Home » Governance » Tender Procedures Ignored in U.S.$3 Million Fuel Scam

GOVERNMENT transport operator, the Central Mechanical Equipment Department (CMED) did not follow tender procedures when it awarded a $3 million fuel tender to a local company in a botched deal last year, Parliament heard on Monday.

CMED on March 1 last year paid $2,7 million upfront to First Oil, a local company for the supply of four million litres of diesel through an offshore account belonging to a Hong Kong-based shadowy company Micro-Petroleum on the recommendation of two state-owned companies, Petrotrade and the National Oil Infrastructure Company.

First Oil told CMED that it had secured the fuel on behalf of the company and pledged to deliver after receiving payment.

But First Oil failed to deliver the fuel on time, and CMED reported the matter to police last June.

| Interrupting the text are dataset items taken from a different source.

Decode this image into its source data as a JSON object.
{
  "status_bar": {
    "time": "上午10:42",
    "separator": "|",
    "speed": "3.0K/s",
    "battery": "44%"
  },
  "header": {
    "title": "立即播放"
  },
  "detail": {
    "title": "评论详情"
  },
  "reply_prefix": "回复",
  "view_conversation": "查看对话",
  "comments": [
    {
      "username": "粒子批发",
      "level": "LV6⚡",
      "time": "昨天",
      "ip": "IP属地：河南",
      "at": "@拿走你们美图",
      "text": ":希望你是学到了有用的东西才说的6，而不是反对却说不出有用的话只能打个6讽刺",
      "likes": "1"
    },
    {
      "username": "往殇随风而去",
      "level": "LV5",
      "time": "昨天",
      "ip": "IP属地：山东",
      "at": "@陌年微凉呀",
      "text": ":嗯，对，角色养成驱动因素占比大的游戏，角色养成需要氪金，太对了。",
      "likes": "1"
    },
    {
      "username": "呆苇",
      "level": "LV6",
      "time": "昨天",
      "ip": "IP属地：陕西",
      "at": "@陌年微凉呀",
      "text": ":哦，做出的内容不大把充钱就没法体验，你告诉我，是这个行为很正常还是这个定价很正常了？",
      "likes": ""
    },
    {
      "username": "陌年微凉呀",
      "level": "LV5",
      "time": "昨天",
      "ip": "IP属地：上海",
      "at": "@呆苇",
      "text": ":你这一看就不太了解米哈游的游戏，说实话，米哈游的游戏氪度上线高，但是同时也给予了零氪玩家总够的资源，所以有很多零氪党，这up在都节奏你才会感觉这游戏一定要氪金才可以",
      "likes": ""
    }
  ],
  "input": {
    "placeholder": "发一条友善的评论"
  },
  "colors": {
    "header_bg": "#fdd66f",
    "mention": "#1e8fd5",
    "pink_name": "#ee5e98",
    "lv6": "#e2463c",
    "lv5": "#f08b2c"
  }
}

Government then instituted a commission of enquiry chaired by former attorney general, Sobuza Gula-Ndebele.

Presenting oral evidence before a parliamentary portfolio committee on transport and infrastructure development CMED stores support manager, Kipinai Chigogo said proper procedures were not followed when the deal was sealed.

“We were supposed to be aised that we are about to do business with this company and after that we would have gone to see the physical buildings of that company, do a deeds search with a view to understand the scope of the directors of that company which we were never told,” he said.

“When we tried to understand First Oil, we were not allowed to proceed. It should be noted that the First Oil deal was $3 million, which means the procurement was supposed to be referred to the tender board.”

Chigogo said the procedures were such that the managing director could only adjudicate for tender processes valued up to $50,000.

“When we tried to find out after the procurement the details of the company, we were told that don’t worry because the board was now handling it,” he said.

Chigogo, who claims to have since been stripped of his powers, said he tried to get information from the managing director, Davison Mhaka on four occasions but to no avail.

He also implicated CMED’s fuels manager, Brian Manjengwa, whom he said was evasive when he sought further information on the deal.

Chigogo who has served the company for 40 years in various capacities, said he and other employees were now being victimised by Mhaka after unearthing the anomalies and for “challenging his authority”.

“There are no responsibilities and there is no manpower except myself. The stores are being managed by their respective managers and so I am just seated there,” he said.

He said he noticed from an audit report that the operating licence for First Oil had expired in December 2012 but it was awarded the contract in March 2013.

He said CMED has a valid fuel import licence which allowed the company to buy fuel directly from abroad.

Responding to why he had not reported the matter to state security agencies, Chigogo said the MD was a very influential person who was in good books with most of the “chefs” (govt officials) and would be informed about it.

To date no action has been taken on the matter, said Chigogo.

He urged Parliament to carry out an independent investigation into the matter to get answers to most of the questions they were asking him.

Mhaka who appeared before the committee earlier this year implicated Petrotrade and its sister company National Oil Infrastructure Company who he said recommended First Oil.